Oliver Sacks insistía en que «las ideas surgen, se plasman, en el acto de escribir», que consideraba «una forma especial e indispensable» de hablar consigo mismo. Por muy inusual que fuera, el querido neurólogo no fue el único científico que recurrió a otras formas de expresión creativa como fuerza clarificadora de la investigación científica. El histólogo español, antiguo culturista, pionero del selfie y premio Nobel Santiago Ramón y Cajal (1 de mayo de 1852-17 de octubre de 1934), ampliamente considerado el padre fundador de la neurociencia moderna, utilizaba el dibujo del mismo modo que el Dr. Sacks utilizaba la escritura: como una forma vital de pensar en voz alta, de dar forma a las ideas, de elaborar argumentos y dar cuerpo a las teorías en torno a la estructura básica de las observaciones.
Cajal — que, dada la magnitud de sus contribuciones, debería ser un nombre tan conocido como Darwin y Pasteur— creó cientos de dibujos exquisitos y excepcionalmente hábiles para ilustrar sus trabajos científicos. En ellos, expuso la arquitectura básica del sistema nervioso y abordó la gran pregunta sin respuesta de su época: ¿Cómo viajan los impulsos nerviosos entre células separadas o cuál es la base neurológica de los reflejos? El arte se convirtió en el espacio de experimentación para probar sus teorías, que a su vez se convirtieron en una pieza central de la ciencia moderna.

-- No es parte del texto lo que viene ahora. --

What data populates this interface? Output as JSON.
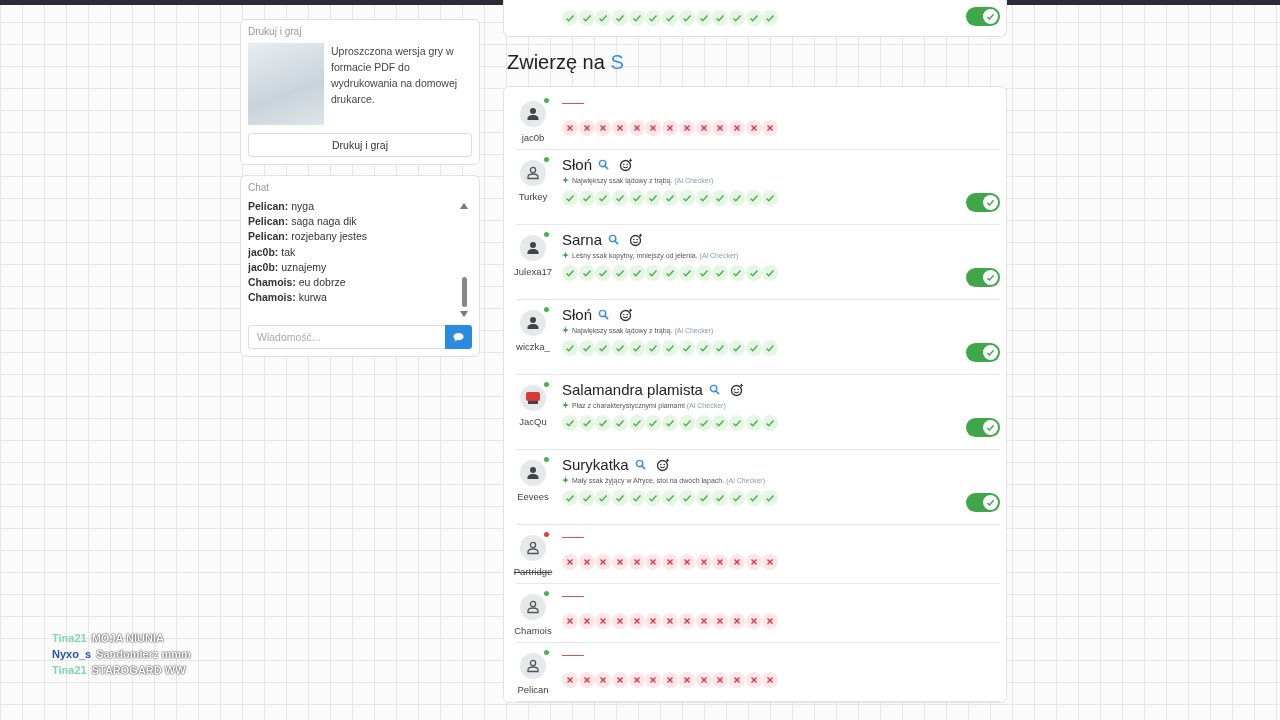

Los mejores de sus dibujos, desde los más icónicos hasta los inéditos, se recogieron en 2017 en Beautiful Brain: The Drawings of Santiago Ramón y Cajal — ilustraciones asombrosamente detalladas y hábiles, algunas recuerdan a los dibujos de cometas del siglo XVII de Johannes Hevelius y otras a los diagramas arbóreos de los manuscritos medievales—.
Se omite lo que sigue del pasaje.